Alexis Appelquist, Huffines Producer
Leagues of people gather at the break of dawn, creating a sea of neon colored nylon and spandex, all with the fixed determination of a distance typically anywhere from 5k to 26.2 miles. Endurance running has become the favorite pastime of suburban moms and ex-military fitness enthusiasts alike, with roots anchored even before ancient Greek tales of the marathon and extending to modern day world-class athletes. In retrospect, humans are far from the most athletic creatures out there, lacking the speed and power of many animals. However, the one area we do excel in is distance running. Not only do we surpass horses and dogs, two other animals built to endure, we do so voluntarily as opposed to only when forced.

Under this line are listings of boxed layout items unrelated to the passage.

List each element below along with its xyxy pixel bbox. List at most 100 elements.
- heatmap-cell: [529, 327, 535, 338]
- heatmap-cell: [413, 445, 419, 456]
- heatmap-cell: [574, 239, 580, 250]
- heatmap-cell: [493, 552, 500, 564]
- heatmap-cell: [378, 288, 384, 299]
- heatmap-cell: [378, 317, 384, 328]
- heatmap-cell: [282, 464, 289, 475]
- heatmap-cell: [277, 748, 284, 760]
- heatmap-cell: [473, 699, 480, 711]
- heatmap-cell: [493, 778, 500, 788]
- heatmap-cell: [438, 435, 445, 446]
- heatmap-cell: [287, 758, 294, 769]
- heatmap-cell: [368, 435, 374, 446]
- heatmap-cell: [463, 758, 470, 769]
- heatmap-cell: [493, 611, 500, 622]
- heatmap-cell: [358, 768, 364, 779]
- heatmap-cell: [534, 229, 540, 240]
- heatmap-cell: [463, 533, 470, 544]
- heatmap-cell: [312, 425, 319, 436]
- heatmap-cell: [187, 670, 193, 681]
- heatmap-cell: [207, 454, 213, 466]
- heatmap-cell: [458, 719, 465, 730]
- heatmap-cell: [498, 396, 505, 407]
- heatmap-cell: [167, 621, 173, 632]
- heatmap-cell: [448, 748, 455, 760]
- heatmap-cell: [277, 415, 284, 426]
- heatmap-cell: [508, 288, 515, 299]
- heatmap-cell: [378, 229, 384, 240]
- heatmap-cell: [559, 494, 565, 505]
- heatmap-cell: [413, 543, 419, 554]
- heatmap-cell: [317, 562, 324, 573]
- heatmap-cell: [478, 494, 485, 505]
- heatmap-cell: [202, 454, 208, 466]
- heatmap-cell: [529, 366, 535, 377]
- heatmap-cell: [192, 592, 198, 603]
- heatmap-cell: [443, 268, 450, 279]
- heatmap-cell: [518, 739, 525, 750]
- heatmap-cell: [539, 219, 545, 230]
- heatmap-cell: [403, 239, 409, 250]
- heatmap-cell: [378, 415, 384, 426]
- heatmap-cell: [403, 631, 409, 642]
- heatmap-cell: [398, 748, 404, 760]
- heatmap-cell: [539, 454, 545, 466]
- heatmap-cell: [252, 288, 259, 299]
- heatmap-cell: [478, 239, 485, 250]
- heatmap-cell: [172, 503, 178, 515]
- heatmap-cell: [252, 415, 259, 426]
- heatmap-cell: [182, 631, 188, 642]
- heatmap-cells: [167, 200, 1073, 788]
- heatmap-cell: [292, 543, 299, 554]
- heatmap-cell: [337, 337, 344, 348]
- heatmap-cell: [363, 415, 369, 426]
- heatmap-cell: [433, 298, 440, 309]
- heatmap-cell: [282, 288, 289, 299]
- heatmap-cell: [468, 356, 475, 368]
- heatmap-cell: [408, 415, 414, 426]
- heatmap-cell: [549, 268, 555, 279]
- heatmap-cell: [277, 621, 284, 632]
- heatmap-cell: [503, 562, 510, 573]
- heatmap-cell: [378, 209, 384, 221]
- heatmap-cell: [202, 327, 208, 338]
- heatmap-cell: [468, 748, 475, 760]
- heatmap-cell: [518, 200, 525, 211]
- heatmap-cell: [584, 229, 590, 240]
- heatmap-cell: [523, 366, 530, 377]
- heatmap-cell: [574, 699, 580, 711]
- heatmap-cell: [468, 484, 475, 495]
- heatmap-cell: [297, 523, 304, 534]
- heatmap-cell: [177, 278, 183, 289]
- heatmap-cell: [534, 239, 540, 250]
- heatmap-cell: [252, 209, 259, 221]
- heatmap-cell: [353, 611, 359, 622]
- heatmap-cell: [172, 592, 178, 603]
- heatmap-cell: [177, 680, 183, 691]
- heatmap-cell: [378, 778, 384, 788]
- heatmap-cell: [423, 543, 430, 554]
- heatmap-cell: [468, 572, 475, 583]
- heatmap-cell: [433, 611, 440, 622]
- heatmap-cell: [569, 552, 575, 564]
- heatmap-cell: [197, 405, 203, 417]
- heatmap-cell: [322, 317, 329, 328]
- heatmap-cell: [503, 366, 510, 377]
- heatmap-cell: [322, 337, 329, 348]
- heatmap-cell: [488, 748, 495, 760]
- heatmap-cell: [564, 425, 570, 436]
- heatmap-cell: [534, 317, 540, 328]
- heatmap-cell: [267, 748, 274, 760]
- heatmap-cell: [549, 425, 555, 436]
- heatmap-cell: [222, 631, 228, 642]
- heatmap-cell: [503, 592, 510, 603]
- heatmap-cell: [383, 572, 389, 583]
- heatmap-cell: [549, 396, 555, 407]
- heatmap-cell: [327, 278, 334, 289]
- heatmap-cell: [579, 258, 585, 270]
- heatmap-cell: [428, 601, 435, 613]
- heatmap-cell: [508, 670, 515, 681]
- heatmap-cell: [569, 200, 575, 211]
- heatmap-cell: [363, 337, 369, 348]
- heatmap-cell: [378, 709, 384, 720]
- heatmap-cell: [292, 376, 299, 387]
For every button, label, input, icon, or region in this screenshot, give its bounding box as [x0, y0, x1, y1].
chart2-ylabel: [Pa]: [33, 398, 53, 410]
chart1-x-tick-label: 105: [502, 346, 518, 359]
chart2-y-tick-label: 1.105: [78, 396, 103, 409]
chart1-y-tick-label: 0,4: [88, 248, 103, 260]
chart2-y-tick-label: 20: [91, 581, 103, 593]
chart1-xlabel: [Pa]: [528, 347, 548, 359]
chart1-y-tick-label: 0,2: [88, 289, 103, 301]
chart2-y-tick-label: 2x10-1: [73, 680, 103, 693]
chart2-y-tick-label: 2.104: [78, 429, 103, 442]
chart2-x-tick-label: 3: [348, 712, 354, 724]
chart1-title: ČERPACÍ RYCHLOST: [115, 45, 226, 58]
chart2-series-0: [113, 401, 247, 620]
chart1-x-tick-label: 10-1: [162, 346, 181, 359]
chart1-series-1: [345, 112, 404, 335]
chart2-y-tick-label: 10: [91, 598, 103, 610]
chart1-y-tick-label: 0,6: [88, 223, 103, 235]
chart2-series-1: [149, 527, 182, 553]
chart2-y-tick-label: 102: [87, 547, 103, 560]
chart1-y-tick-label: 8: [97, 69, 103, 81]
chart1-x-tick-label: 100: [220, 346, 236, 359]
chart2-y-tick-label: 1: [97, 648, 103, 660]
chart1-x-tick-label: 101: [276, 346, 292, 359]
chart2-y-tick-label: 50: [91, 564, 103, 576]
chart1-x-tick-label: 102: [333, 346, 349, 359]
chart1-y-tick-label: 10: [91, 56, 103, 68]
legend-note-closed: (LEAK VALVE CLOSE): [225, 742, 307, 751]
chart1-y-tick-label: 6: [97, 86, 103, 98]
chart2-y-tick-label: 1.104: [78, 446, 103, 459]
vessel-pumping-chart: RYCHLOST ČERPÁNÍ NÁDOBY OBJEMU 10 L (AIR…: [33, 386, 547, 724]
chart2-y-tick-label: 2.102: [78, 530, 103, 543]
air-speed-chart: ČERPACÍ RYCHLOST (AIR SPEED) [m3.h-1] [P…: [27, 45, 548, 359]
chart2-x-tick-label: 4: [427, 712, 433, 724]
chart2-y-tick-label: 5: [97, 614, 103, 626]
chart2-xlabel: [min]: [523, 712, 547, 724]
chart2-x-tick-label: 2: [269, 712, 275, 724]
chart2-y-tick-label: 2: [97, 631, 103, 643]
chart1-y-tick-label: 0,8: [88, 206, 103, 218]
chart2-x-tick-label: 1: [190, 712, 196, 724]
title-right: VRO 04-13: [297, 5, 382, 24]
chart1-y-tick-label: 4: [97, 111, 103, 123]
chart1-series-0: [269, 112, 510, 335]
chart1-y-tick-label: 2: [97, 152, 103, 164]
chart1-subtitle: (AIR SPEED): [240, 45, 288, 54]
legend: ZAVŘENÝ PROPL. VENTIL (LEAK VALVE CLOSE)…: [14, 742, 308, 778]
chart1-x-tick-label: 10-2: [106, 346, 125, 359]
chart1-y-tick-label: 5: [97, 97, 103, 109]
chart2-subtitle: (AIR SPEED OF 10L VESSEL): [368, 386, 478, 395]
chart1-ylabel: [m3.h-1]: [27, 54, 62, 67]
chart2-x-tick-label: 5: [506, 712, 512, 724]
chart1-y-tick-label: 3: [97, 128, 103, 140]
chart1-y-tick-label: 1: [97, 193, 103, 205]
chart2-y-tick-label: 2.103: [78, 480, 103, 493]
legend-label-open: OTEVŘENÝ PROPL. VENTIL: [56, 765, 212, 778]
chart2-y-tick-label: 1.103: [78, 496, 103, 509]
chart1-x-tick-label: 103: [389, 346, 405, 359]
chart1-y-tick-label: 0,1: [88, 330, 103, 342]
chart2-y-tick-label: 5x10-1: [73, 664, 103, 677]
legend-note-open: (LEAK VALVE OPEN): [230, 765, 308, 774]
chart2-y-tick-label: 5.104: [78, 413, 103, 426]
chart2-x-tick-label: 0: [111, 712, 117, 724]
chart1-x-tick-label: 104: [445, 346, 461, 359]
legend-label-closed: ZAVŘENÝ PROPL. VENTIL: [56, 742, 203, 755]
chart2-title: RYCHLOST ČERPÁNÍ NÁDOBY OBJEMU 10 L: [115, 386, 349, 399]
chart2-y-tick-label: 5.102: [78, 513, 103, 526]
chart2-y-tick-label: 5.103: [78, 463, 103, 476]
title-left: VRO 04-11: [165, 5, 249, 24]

What is it about humans that give us the capacity to run for extended periods of time? Why were we graced with this unconventional gift? It is commonly thought that endurance running in the Homo genus goes hand in hand with their historic need to hunt and scavenge for food. Early humans were able to follow their prey over long distances, until the animal became tired out and easy to kill. We possess several physical adaptations that make this possible. Our hairlessness along with our ability to sweat and breathe through our mouths allows much more of the heat created through running to be dumped, whereas other animals are prone to hyperthermia. Though other animals run on four legs rather than two, they typically cool themselves through panting, and are unable to do so in a galloping state. The long, slender body of humans gives way to a greater surface area of skin, through which heat may be expelled permitting a more rapid cooling. Our upright gait allows the flexibility needed for our arms to counterbalance our weight with each stride, and our head is held steady by the presence of a ligament in the back of the neck. Additional elastic tendons and ligaments in our legs and feet along with the straight orientation of the big toe make our running energetically favorable and more efficient. Lastly, the human body’s biggest muscle, the gluteus maximus, is engaged during running also.
Though man rarely still practices persistence hunting, our endurance running capabilities have not gone extinct. Humans possess the determination to train themselves into better runners, a trait lacked in other animals. Despite the fact that running great distances is no longer a necessity, it appears to be wired into our systems, giving way to the concept of long runs as a form of leisure or competition.